Man kann Transformation auch als ein politisches Geschäftsmodell verstehen und danach seine Einflussmöglichkeiten ausrichten. Meine Idee ist, dass ein “Bundesministerium für Transformation, Innovation und Nachhaltigkeit“ als zentrale Steuerungsinstanz neu etabliert wird und beispielsweise als Counterpart für diese Initiative von Managerinnen (siehe „Managerinnen warnen: Uhr für Deutschlands Wirtschaft tickt“, faz.net 9.9.2021) dient. Und wenn es stimmt, was in ihrem Thesenpapier behauptet wird, dass es nur ein Zeitfenster von drei bis fünf Jahren gibt, zeugt dies von dem Handlungsdruck in der kommenden Legislaturperiode. 

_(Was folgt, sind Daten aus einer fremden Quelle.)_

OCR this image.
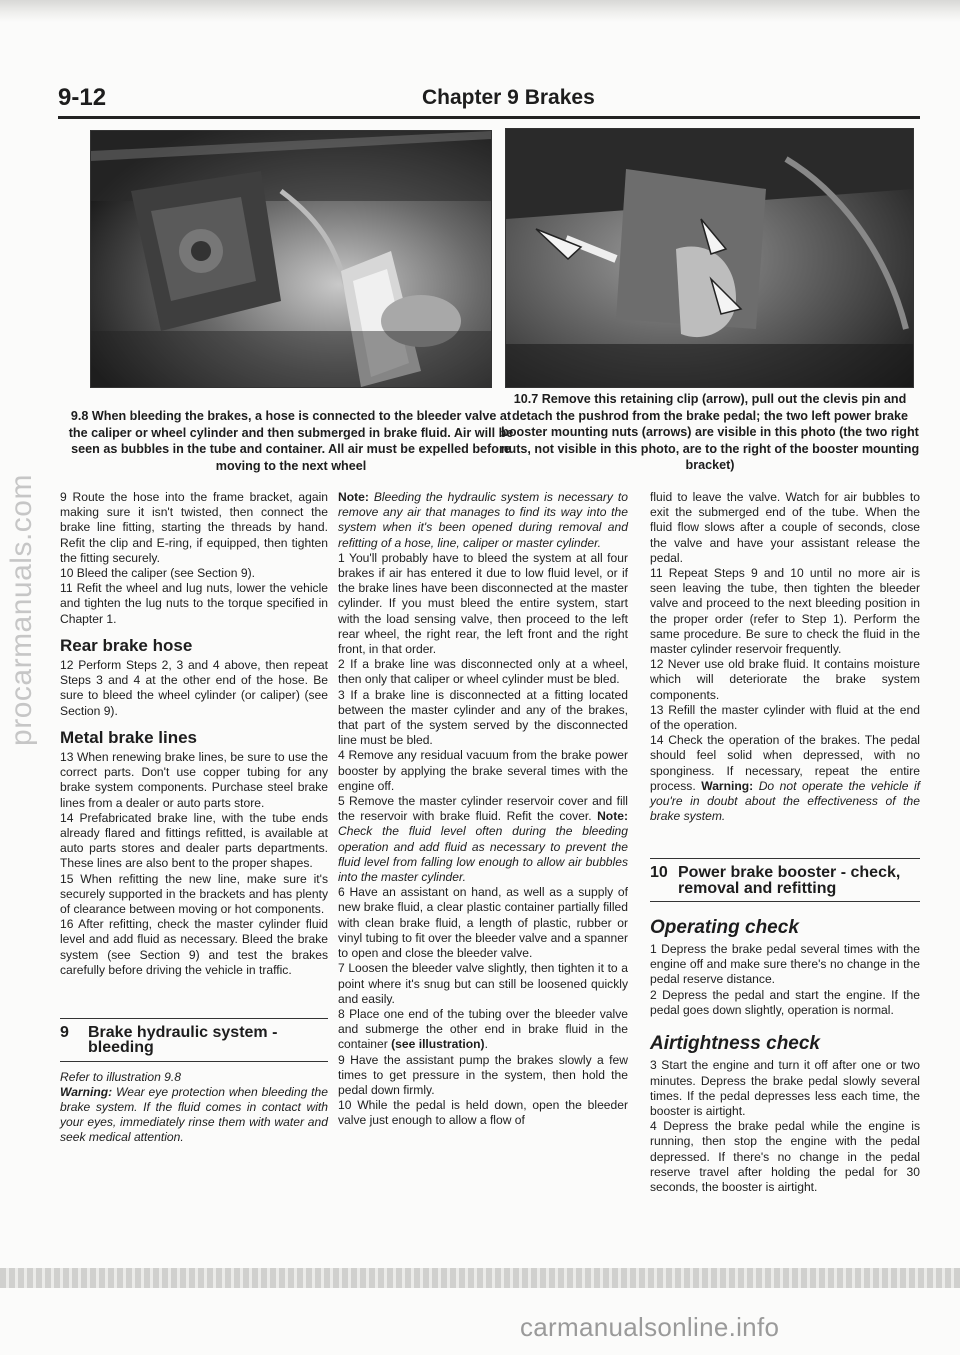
procarmanuals.com
9-12	Chapter 9 Brakes
9.8 When bleeding the brakes, a hose is connected to the bleeder valve at the caliper or wheel cylinder and then submerged in brake fluid. Air will be seen as bubbles in the tube and container. All air must be expelled before moving to the next wheel
10.7 Remove this retaining clip (arrow), pull out the clevis pin and detach the pushrod from the brake pedal; the two left power brake booster mounting nuts (arrows) are visible in this photo (the two right nuts, not visible in this photo, are to the right of the booster mounting bracket)

9 Route the hose into the frame bracket, again making sure it isn't twisted, then connect the brake line fitting, starting the threads by hand. Refit the clip and E-ring, if equipped, then tighten the fitting securely.

10 Bleed the caliper (see Section 9).

11 Refit the wheel and lug nuts, lower the vehicle and tighten the lug nuts to the torque specified in Chapter 1.

Rear brake hose

12 Perform Steps 2, 3 and 4 above, then repeat Steps 3 and 4 at the other end of the hose. Be sure to bleed the wheel cylinder (or caliper) (see Section 9).

Metal brake lines

13 When renewing brake lines, be sure to use the correct parts. Don't use copper tubing for any brake system components. Purchase steel brake lines from a dealer or auto parts store.

14 Prefabricated brake line, with the tube ends already flared and fittings refitted, is available at auto parts stores and dealer parts departments. These lines are also bent to the proper shapes.

15 When refitting the new line, make sure it's securely supported in the brackets and has plenty of clearance between moving or hot components.

16 After refitting, check the master cylinder fluid level and add fluid as necessary. Bleed the brake system (see Section 9) and test the brakes carefully before driving the vehicle in traffic.

9	Brake hydraulic system - bleeding

Refer to illustration 9.8

Warning: Wear eye protection when bleeding the brake system. If the fluid comes in contact with your eyes, immediately rinse them with water and seek medical attention.

Note: Bleeding the hydraulic system is necessary to remove any air that manages to find its way into the system when it's been opened during removal and refitting of a hose, line, caliper or master cylinder.

1 You'll probably have to bleed the system at all four brakes if air has entered it due to low fluid level, or if the brake lines have been disconnected at the master cylinder. If you must bleed the entire system, start with the load sensing valve, then proceed to the left rear wheel, the right rear, the left front and the right front, in that order.

2 If a brake line was disconnected only at a wheel, then only that caliper or wheel cylinder must be bled.

3 If a brake line is disconnected at a fitting located between the master cylinder and any of the brakes, that part of the system served by the disconnected line must be bled.

4 Remove any residual vacuum from the brake power booster by applying the brake several times with the engine off.

5 Remove the master cylinder reservoir cover and fill the reservoir with brake fluid. Refit the cover. Note: Check the fluid level often during the bleeding operation and add fluid as necessary to prevent the fluid level from falling low enough to allow air bubbles into the master cylinder.

6 Have an assistant on hand, as well as a supply of new brake fluid, a clear plastic container partially filled with clean brake fluid, a length of plastic, rubber or vinyl tubing to fit over the bleeder valve and a spanner to open and close the bleeder valve.

7 Loosen the bleeder valve slightly, then tighten it to a point where it's snug but can still be loosened quickly and easily.

8 Place one end of the tubing over the bleeder valve and submerge the other end in brake fluid in the container (see illustration).

9 Have the assistant pump the brakes slowly a few times to get pressure in the system, then hold the pedal down firmly.

10 While the pedal is held down, open the bleeder valve just enough to allow a flow of

fluid to leave the valve. Watch for air bubbles to exit the submerged end of the tube. When the fluid flow slows after a couple of seconds, close the valve and have your assistant release the pedal.

11 Repeat Steps 9 and 10 until no more air is seen leaving the tube, then tighten the bleeder valve and proceed to the next bleeding position in the proper order (refer to Step 1). Perform the same procedure. Be sure to check the fluid in the master cylinder reservoir frequently.

12 Never use old brake fluid. It contains moisture which will deteriorate the brake system components.

13 Refill the master cylinder with fluid at the end of the operation.

14 Check the operation of the brakes. The pedal should feel solid when depressed, with no sponginess. If necessary, repeat the entire process. Warning: Do not operate the vehicle if you're in doubt about the effectiveness of the brake system.

10 Power brake booster - check, removal and refitting
Operating check

1 Depress the brake pedal several times with the engine off and make sure there's no change in the pedal reserve distance.

2 Depress the pedal and start the engine. If the pedal goes down slightly, operation is normal.

Airtightness check

3 Start the engine and turn it off after one or two minutes. Depress the brake pedal slowly several times. If the pedal depresses less each time, the booster is airtight.

4 Depress the brake pedal while the engine is running, then stop the engine with the pedal depressed. If there's no change in the pedal reserve travel after holding the pedal for 30 seconds, the booster is airtight.

carmanualsonline.info
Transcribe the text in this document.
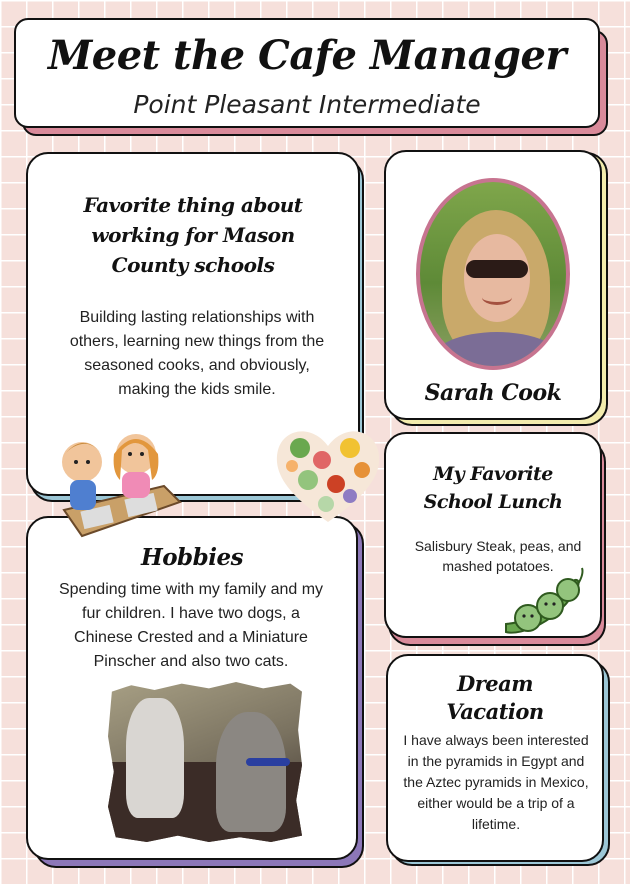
Meet the Cafe Manager
Point Pleasant Intermediate
Favorite thing about
working for Mason
County schools
Building lasting relationships with others, learning new things from the seasoned cooks, and obviously, making the kids smile.	Sarah Cook
My Favorite
School Lunch
Salisbury Steak, peas, and mashed potatoes.
Hobbies
Spending time with my family and my fur children. I have two dogs, a Chinese Crested and a Miniature Pinscher and also two cats.
Dream
Vacation
I have always been interested in the pyramids in Egypt and the Aztec pyramids in Mexico, either would be a trip of a lifetime.
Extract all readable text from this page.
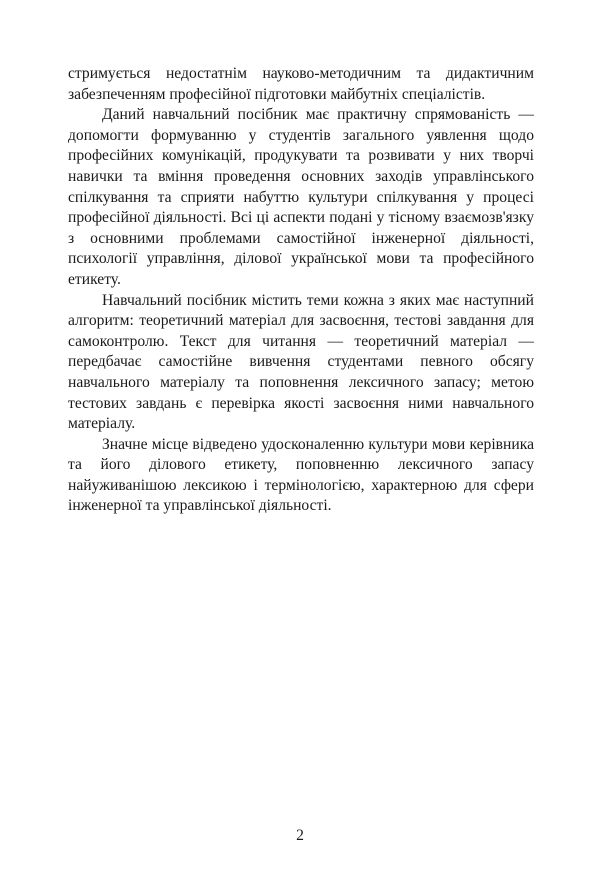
стримується недостатнім науково-методичним та дидактичним забезпеченням професійної підготовки майбутніх спеціалістів.

Даний навчальний посібник має практичну спрямованість — допомогти формуванню у студентів загального уявлення щодо професійних комунікацій, продукувати та розвивати у них творчі навички та вміння проведення основних заходів управлінського спілкування та сприяти набуттю культури спілкування у процесі професійної діяльності. Всі ці аспекти подані у тісному взаємозв'язку з основними проблемами самостійної інженерної діяльності, психології управління, ділової української мови та професійного етикету.

Навчальний посібник містить теми кожна з яких має наступний алгоритм: теоретичний матеріал для засвоєння, тестові завдання для самоконтролю. Текст для читання — теоретичний матеріал — передбачає самостійне вивчення студентами певного обсягу навчального матеріалу та поповнення лексичного запасу; метою тестових завдань є перевірка якості засвоєння ними навчального матеріалу.

Значне місце відведено удосконаленню культури мови керівника та його ділового етикету, поповненню лексичного запасу найуживанішою лексикою і термінологією, характерною для сфери інженерної та управлінської діяльності.

2
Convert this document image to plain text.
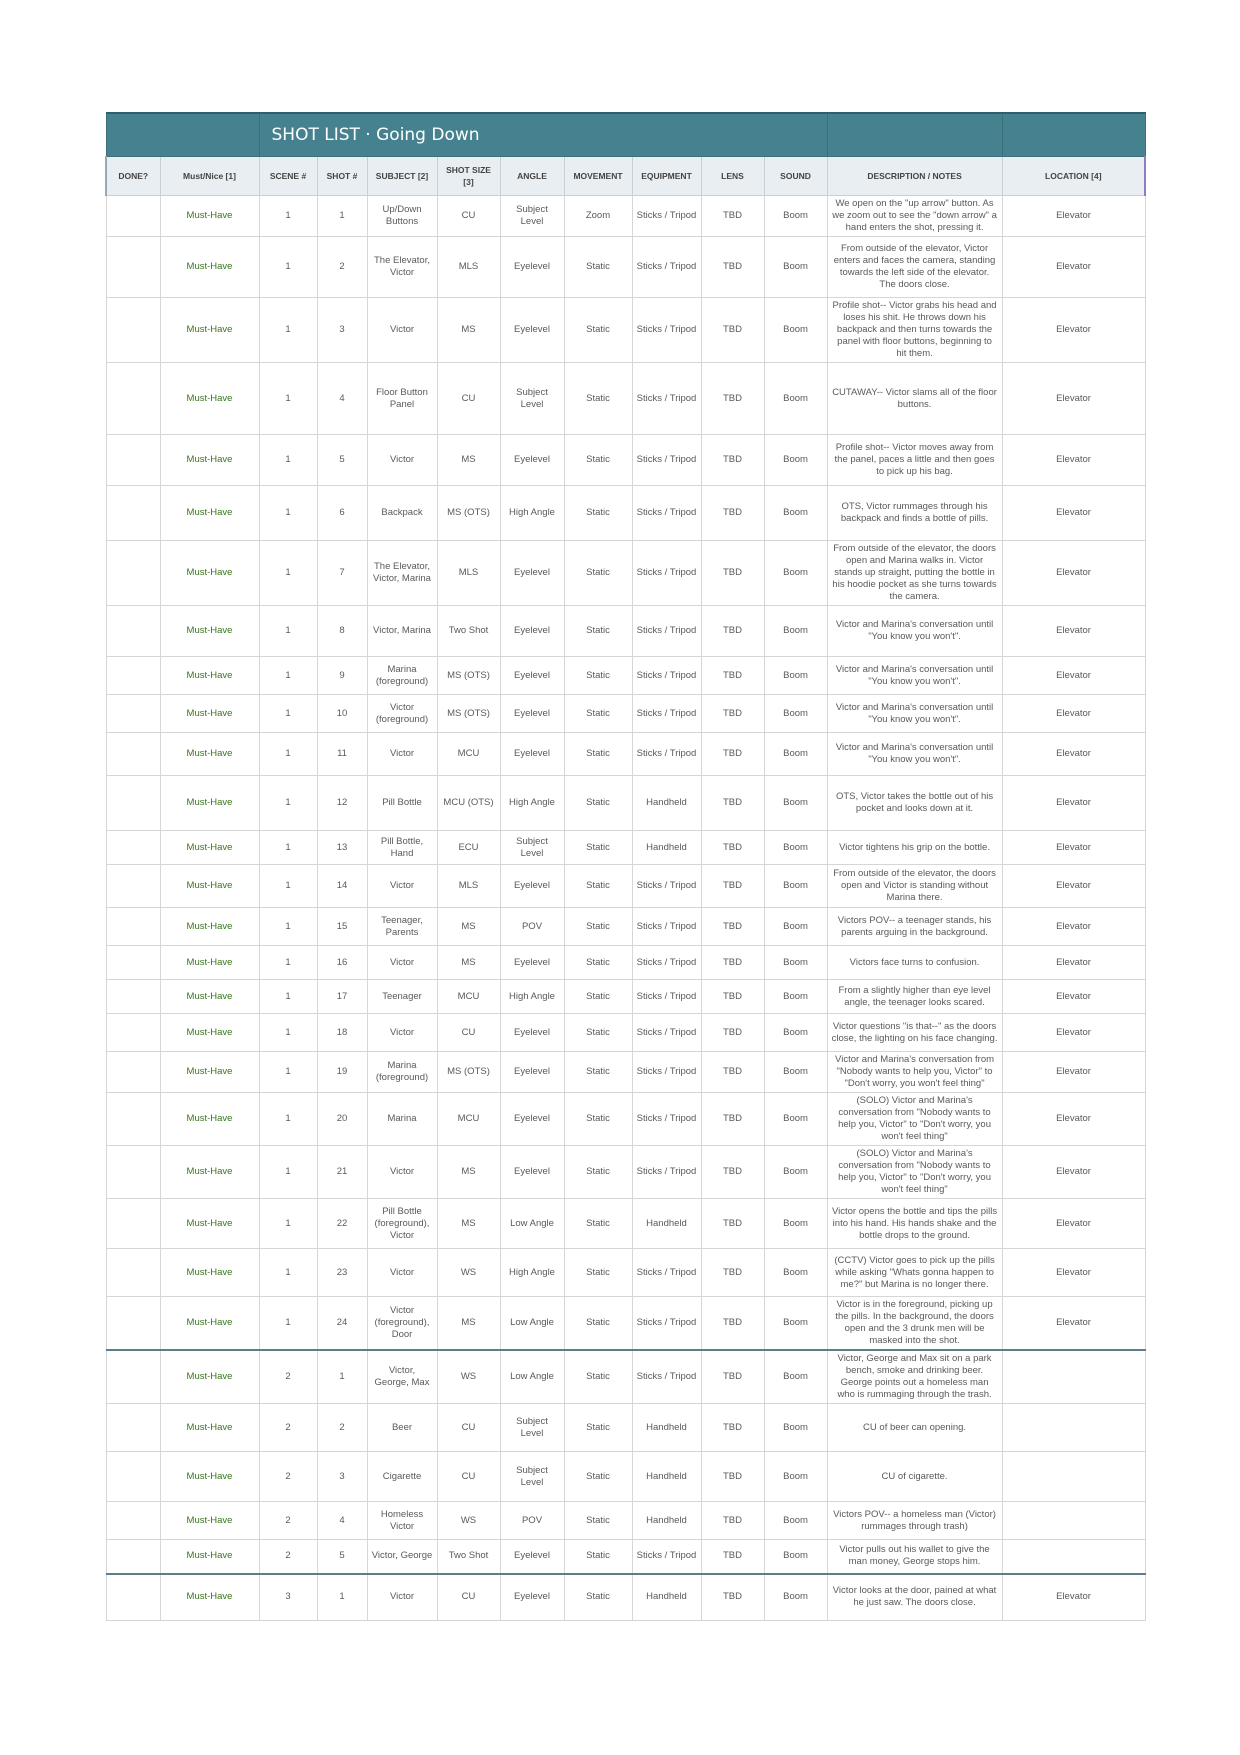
		SHOT LIST · Going Down										
DONE?	Must/Nice [1]	SCENE #	SHOT #	SUBJECT [2]	SHOT SIZE [3]	ANGLE	MOVEMENT	EQUIPMENT	LENS	SOUND	DESCRIPTION / NOTES	LOCATION [4]
	Must-Have	1	1	Up/Down Buttons	CU	Subject Level	Zoom	Sticks / Tripod	TBD	Boom	We open on the "up arrow" button. As we zoom out to see the "down arrow" a hand enters the shot, pressing it.	Elevator
	Must-Have	1	2	The Elevator, Victor	MLS	Eyelevel	Static	Sticks / Tripod	TBD	Boom	From outside of the elevator, Victor enters and faces the camera, standing towards the left side of the elevator. The doors close.	Elevator
	Must-Have	1	3	Victor	MS	Eyelevel	Static	Sticks / Tripod	TBD	Boom	Profile shot-- Victor grabs his head and loses his shit. He throws down his backpack and then turns towards the panel with floor buttons, beginning to hit them.	Elevator
	Must-Have	1	4	Floor Button Panel	CU	Subject Level	Static	Sticks / Tripod	TBD	Boom	CUTAWAY-- Victor slams all of the floor buttons.	Elevator
	Must-Have	1	5	Victor	MS	Eyelevel	Static	Sticks / Tripod	TBD	Boom	Profile shot-- Victor moves away from the panel, paces a little and then goes to pick up his bag.	Elevator
	Must-Have	1	6	Backpack	MS (OTS)	High Angle	Static	Sticks / Tripod	TBD	Boom	OTS, Victor rummages through his backpack and finds a bottle of pills.	Elevator
	Must-Have	1	7	The Elevator, Victor, Marina	MLS	Eyelevel	Static	Sticks / Tripod	TBD	Boom	From outside of the elevator, the doors open and Marina walks in. Victor stands up straight, putting the bottle in his hoodie pocket as she turns towards the camera.	Elevator
	Must-Have	1	8	Victor, Marina	Two Shot	Eyelevel	Static	Sticks / Tripod	TBD	Boom	Victor and Marina's conversation until "You know you won't".	Elevator
	Must-Have	1	9	Marina (foreground)	MS (OTS)	Eyelevel	Static	Sticks / Tripod	TBD	Boom	Victor and Marina's conversation until "You know you won't".	Elevator
	Must-Have	1	10	Victor (foreground)	MS (OTS)	Eyelevel	Static	Sticks / Tripod	TBD	Boom	Victor and Marina's conversation until "You know you won't".	Elevator
	Must-Have	1	11	Victor	MCU	Eyelevel	Static	Sticks / Tripod	TBD	Boom	Victor and Marina's conversation until "You know you won't".	Elevator
	Must-Have	1	12	Pill Bottle	MCU (OTS)	High Angle	Static	Handheld	TBD	Boom	OTS, Victor takes the bottle out of his pocket and looks down at it.	Elevator
	Must-Have	1	13	Pill Bottle, Hand	ECU	Subject Level	Static	Handheld	TBD	Boom	Victor tightens his grip on the bottle.	Elevator
	Must-Have	1	14	Victor	MLS	Eyelevel	Static	Sticks / Tripod	TBD	Boom	From outside of the elevator, the doors open and Victor is standing without Marina there.	Elevator
	Must-Have	1	15	Teenager, Parents	MS	POV	Static	Sticks / Tripod	TBD	Boom	Victors POV-- a teenager stands, his parents arguing in the background.	Elevator
	Must-Have	1	16	Victor	MS	Eyelevel	Static	Sticks / Tripod	TBD	Boom	Victors face turns to confusion.	Elevator
	Must-Have	1	17	Teenager	MCU	High Angle	Static	Sticks / Tripod	TBD	Boom	From a slightly higher than eye level angle, the teenager looks scared.	Elevator
	Must-Have	1	18	Victor	CU	Eyelevel	Static	Sticks / Tripod	TBD	Boom	Victor questions "is that--" as the doors close, the lighting on his face changing.	Elevator
	Must-Have	1	19	Marina (foreground)	MS (OTS)	Eyelevel	Static	Sticks / Tripod	TBD	Boom	Victor and Marina's conversation from "Nobody wants to help you, Victor" to "Don't worry, you won't feel thing"	Elevator
	Must-Have	1	20	Marina	MCU	Eyelevel	Static	Sticks / Tripod	TBD	Boom	(SOLO) Victor and Marina's conversation from "Nobody wants to help you, Victor" to "Don't worry, you won't feel thing"	Elevator
	Must-Have	1	21	Victor	MS	Eyelevel	Static	Sticks / Tripod	TBD	Boom	(SOLO) Victor and Marina's conversation from "Nobody wants to help you, Victor" to "Don't worry, you won't feel thing"	Elevator
	Must-Have	1	22	Pill Bottle (foreground), Victor	MS	Low Angle	Static	Handheld	TBD	Boom	Victor opens the bottle and tips the pills into his hand. His hands shake and the bottle drops to the ground.	Elevator
	Must-Have	1	23	Victor	WS	High Angle	Static	Sticks / Tripod	TBD	Boom	(CCTV) Victor goes to pick up the pills while asking "Whats gonna happen to me?" but Marina is no longer there.	Elevator
	Must-Have	1	24	Victor (foreground), Door	MS	Low Angle	Static	Sticks / Tripod	TBD	Boom	Victor is in the foreground, picking up the pills. In the background, the doors open and the 3 drunk men will be masked into the shot.	Elevator
	Must-Have	2	1	Victor, George, Max	WS	Low Angle	Static	Sticks / Tripod	TBD	Boom	Victor, George and Max sit on a park bench, smoke and drinking beer. George points out a homeless man who is rummaging through the trash.	
	Must-Have	2	2	Beer	CU	Subject Level	Static	Handheld	TBD	Boom	CU of beer can opening.	
	Must-Have	2	3	Cigarette	CU	Subject Level	Static	Handheld	TBD	Boom	CU of cigarette.	
	Must-Have	2	4	Homeless Victor	WS	POV	Static	Handheld	TBD	Boom	Victors POV-- a homeless man (Victor) rummages through trash)	
	Must-Have	2	5	Victor, George	Two Shot	Eyelevel	Static	Sticks / Tripod	TBD	Boom	Victor pulls out his wallet to give the man money, George stops him.	
	Must-Have	3	1	Victor	CU	Eyelevel	Static	Handheld	TBD	Boom	Victor looks at the door, pained at what he just saw. The doors close.	Elevator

Ja, ich weiß, es gibt unendliche Hindernisse und Gründe, diese Prognose sofort ad acta zu legen. Aber Steine, die einem in den Weg gelegt werden, und Knüppel, die einem zwischen die Beine geworfen werden, können auch gutes Baumaterial sein. Es braucht die Motivation und das Management, die Möglichkeit und die Methoden. 

Vielleicht sollte man sich dafür ein junges, ehrgeiziges und politisch diverses Team zusammenstellen, das auch bereit ist, Hürden zu überwinden und neue Wege zu eröffnen. Ich finde, Aktionen wie diese 6-Punkte-Agenda, sollten offensiv angegangen und als konstruktives Angebot zur Zusammenarbeit von Politik und Wirtschaft verstanden werden. Das Zusammenspiel zwischen Wirtschaft und Wohlstand muss dringend neu organisiert werden, so meine Auffassung. 

Sind wir nur noch die Domestiken unserer eigenen Begierden?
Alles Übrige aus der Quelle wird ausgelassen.